L'annonce a fait l'effet d'une bombe lundi. L'agence de notation Standard & Poor's a abaissé la perspective de la dette américaine. Les Etats-Unis conservent leur fameux triple A et restent donc parmi les débiteurs les plus sûrs de la planète mais leur notation pourrait être dégradée dans les deux ans si une vraie solution n'était pas apportée pour réduire un déficit budgétaire très élevé.

Les marchés ont très mal digéré cette nouvelle, d'autant qu'elle s'est ajoutée aux difficultés européennes.

Pendant le week-end, les réunions du G20 et du Fonds Monétaire International ont étalé au grand jour les problèmes des uns et des autres et, surtout, leur incapacité à y faire face.

Pour l'Europe, c'est la crise des dettes souveraines avec cette question lancinante : la Grèce pourra-t-elle échapper à une restructuration de sa dette ?

Un vrai scénario catastrophe, démenti dans toutes les langues,  mais pris au sérieux par les marchés.

Les bourses européennes ont piqué du nez lundi.

Et, sur ce terrain déjà chaud, est tombée la menace de Standard & Poor's sur la notation des Etats-Unis.

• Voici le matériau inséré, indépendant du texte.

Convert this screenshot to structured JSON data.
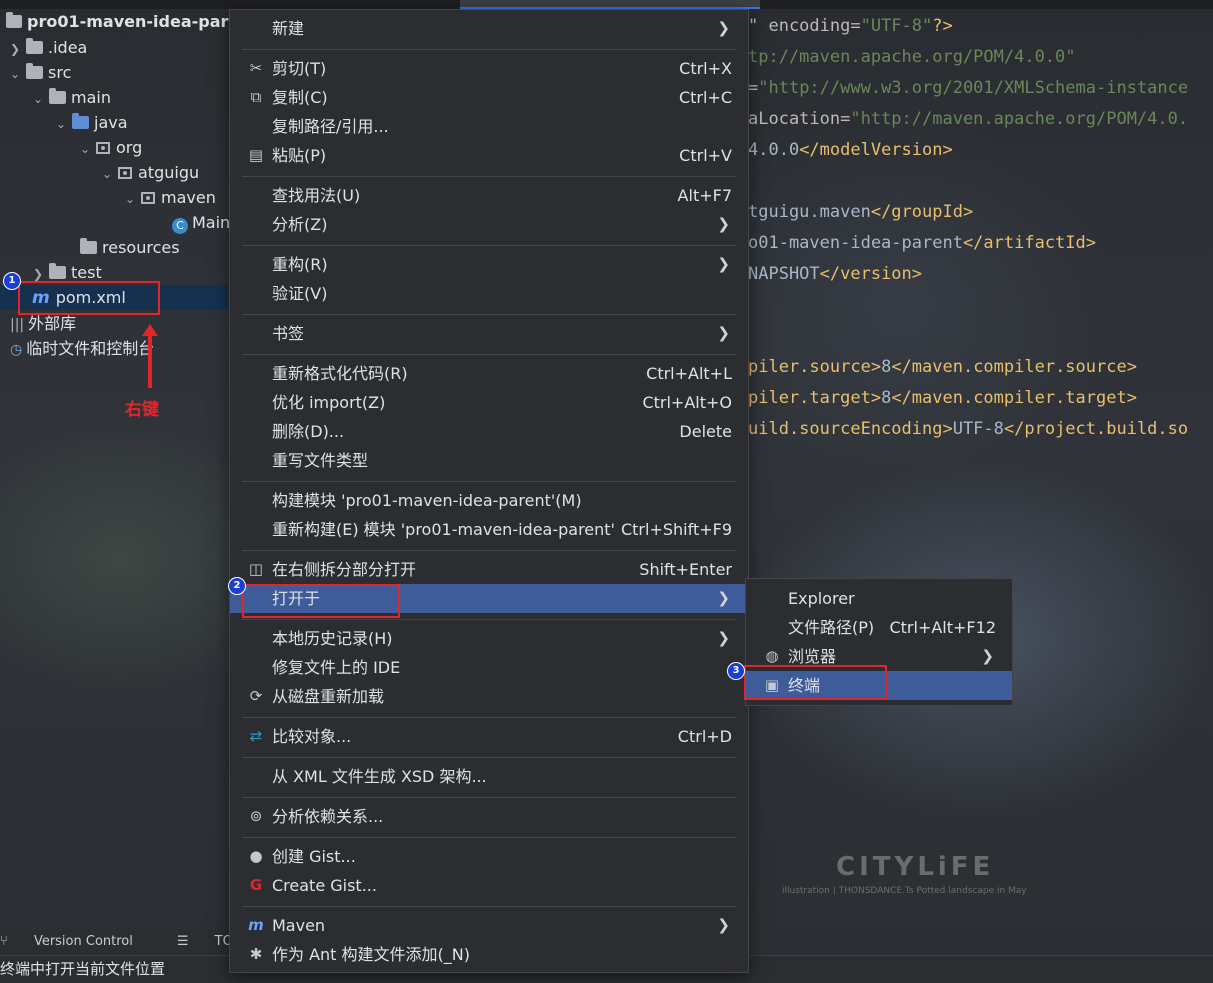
{
  "project_tree": {
    "root": "pro01-maven-idea-parent",
    "items": [
      {
        "label": ".idea"
      },
      {
        "label": "src"
      },
      {
        "label": "main"
      },
      {
        "label": "java"
      },
      {
        "label": "org"
      },
      {
        "label": "atguigu"
      },
      {
        "label": "maven"
      },
      {
        "label": "Main"
      },
      {
        "label": "resources"
      },
      {
        "label": "test"
      },
      {
        "label": "pom.xml"
      },
      {
        "label": "外部库"
      },
      {
        "label": "临时文件和控制台"
      }
    ],
    "annotation_label": "右键"
  },
  "badges": {
    "b1": "1",
    "b2": "2",
    "b3": "3"
  },
  "editor": {
    "lines": [
      {
        "a": "\" encoding=",
        "b": "\"UTF-8\"",
        "c": "?>"
      },
      {
        "a": "tp://maven.apache.org/POM/4.0.0\""
      },
      {
        "a": "=",
        "b": "\"http://www.w3.org/2001/XMLSchema-instance"
      },
      {
        "a": "aLocation=",
        "b": "\"http://maven.apache.org/POM/4.0."
      },
      {
        "a": "4.0.0",
        "b": "</modelVersion>"
      },
      {
        "a": "tguigu.maven",
        "b": "</groupId>"
      },
      {
        "a": "o01-maven-idea-parent",
        "b": "</artifactId>"
      },
      {
        "a": "NAPSHOT",
        "b": "</version>"
      },
      {
        "a": "piler.source>",
        "b": "8",
        "c": "</maven.compiler.source>"
      },
      {
        "a": "piler.target>",
        "b": "8",
        "c": "</maven.compiler.target>"
      },
      {
        "a": "uild.sourceEncoding>",
        "b": "UTF-8",
        "c": "</project.build.so"
      }
    ],
    "wallpaper_title": "CITYLiFE",
    "wallpaper_sub": "illustration | THONSDANCE.Ts     Potted landscape in May"
  },
  "menu": {
    "new": "新建",
    "cut": "剪切(T)",
    "cut_sc": "Ctrl+X",
    "copy": "复制(C)",
    "copy_sc": "Ctrl+C",
    "copy_path": "复制路径/引用...",
    "paste": "粘贴(P)",
    "paste_sc": "Ctrl+V",
    "find_usages": "查找用法(U)",
    "find_usages_sc": "Alt+F7",
    "analyze": "分析(Z)",
    "refactor": "重构(R)",
    "validate": "验证(V)",
    "bookmarks": "书签",
    "reformat": "重新格式化代码(R)",
    "reformat_sc": "Ctrl+Alt+L",
    "optimize_imports": "优化 import(Z)",
    "optimize_imports_sc": "Ctrl+Alt+O",
    "delete": "删除(D)...",
    "delete_sc": "Delete",
    "override_type": "重写文件类型",
    "build_module": "构建模块 'pro01-maven-idea-parent'(M)",
    "rebuild_module": "重新构建(E) 模块 'pro01-maven-idea-parent'",
    "rebuild_module_sc": "Ctrl+Shift+F9",
    "open_right_split": "在右侧拆分部分打开",
    "open_right_split_sc": "Shift+Enter",
    "open_in": "打开于",
    "local_history": "本地历史记录(H)",
    "repair_ide": "修复文件上的 IDE",
    "reload_from_disk": "从磁盘重新加载",
    "compare_with": "比较对象...",
    "compare_with_sc": "Ctrl+D",
    "generate_xsd": "从 XML 文件生成 XSD 架构...",
    "analyze_deps": "分析依赖关系...",
    "create_gist": "创建 Gist...",
    "create_gist2": "Create Gist...",
    "maven": "Maven",
    "add_ant": "作为 Ant 构建文件添加(_N)"
  },
  "submenu": {
    "explorer": "Explorer",
    "file_path": "文件路径(P)",
    "file_path_sc": "Ctrl+Alt+F12",
    "browser": "浏览器",
    "terminal": "终端"
  },
  "toolstrip": {
    "vc": "Version Control",
    "todo": "TODO"
  },
  "status": {
    "text": "终端中打开当前文件位置"
  }
}
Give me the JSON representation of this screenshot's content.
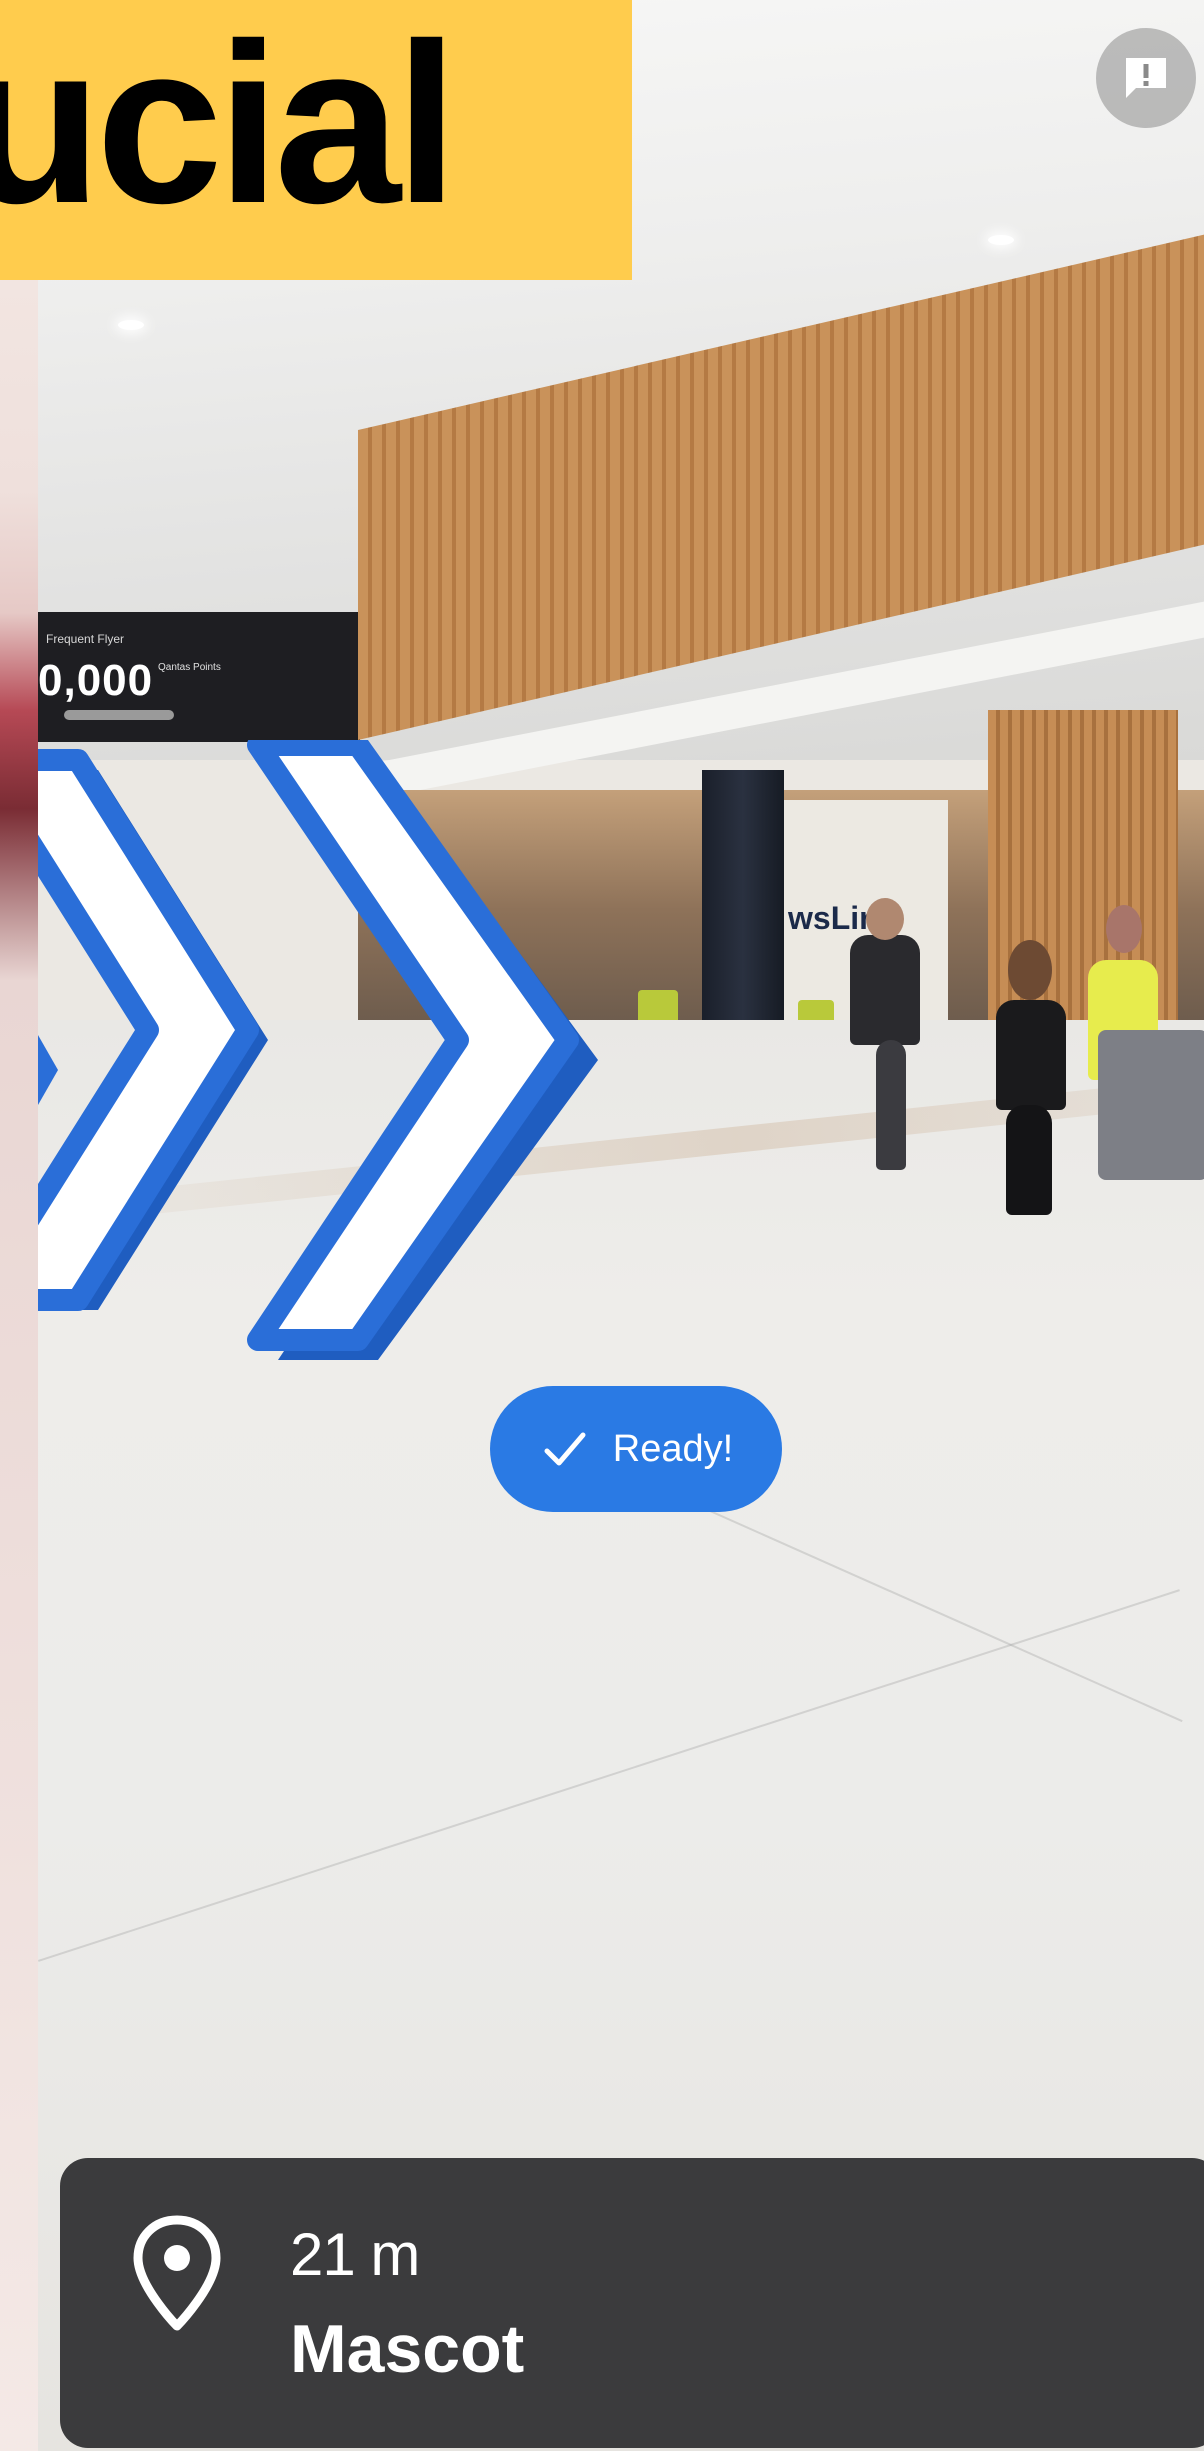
{
  "banner": {
    "text": "rucial"
  },
  "billboard": {
    "top_text": "Frequent Flyer",
    "amount": "0,000",
    "sub_text": "Qantas Points"
  },
  "shop": {
    "sign": "wsLin"
  },
  "status": {
    "label": "Ready!",
    "color": "#2a7ae4"
  },
  "feedback": {
    "icon": "feedback-icon"
  },
  "navigation": {
    "distance": "21 m",
    "destination": "Mascot",
    "icon": "location-pin-icon"
  },
  "colors": {
    "banner_bg": "#ffcc4d",
    "arrow_blue": "#2a6ed8",
    "card_bg": "#3b3b3d"
  }
}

L'agence de notation a-t-elle raison ?

On peut retenir deux chiffres.

La dette publique des Etats-Unis est à 32.600 euros par habitant et en Belgique à 31.500.

Le déficit budgétaire américain sera à 10 % du Produit Intérieur Brut cette année et à 3,6% chez nous.

Mais on ne prête qu'aux riches, et les Etats-Unis restent la première puissance économique de la planète. Ils n'ont donc jamais eu de problème pour se financer.

Mais la situation s'aggrave et il y a un risque de blocage entre le président démocrate Obama et la majorité républicaine du Congrès.

Et certains grands créanciers des Etats-Unis, surtout les pays émergents, commencent à s'inquiéter.

Donc Standard & Poor's joue son rôle : attirer l'attention des prêteurs sur un risque potentiel.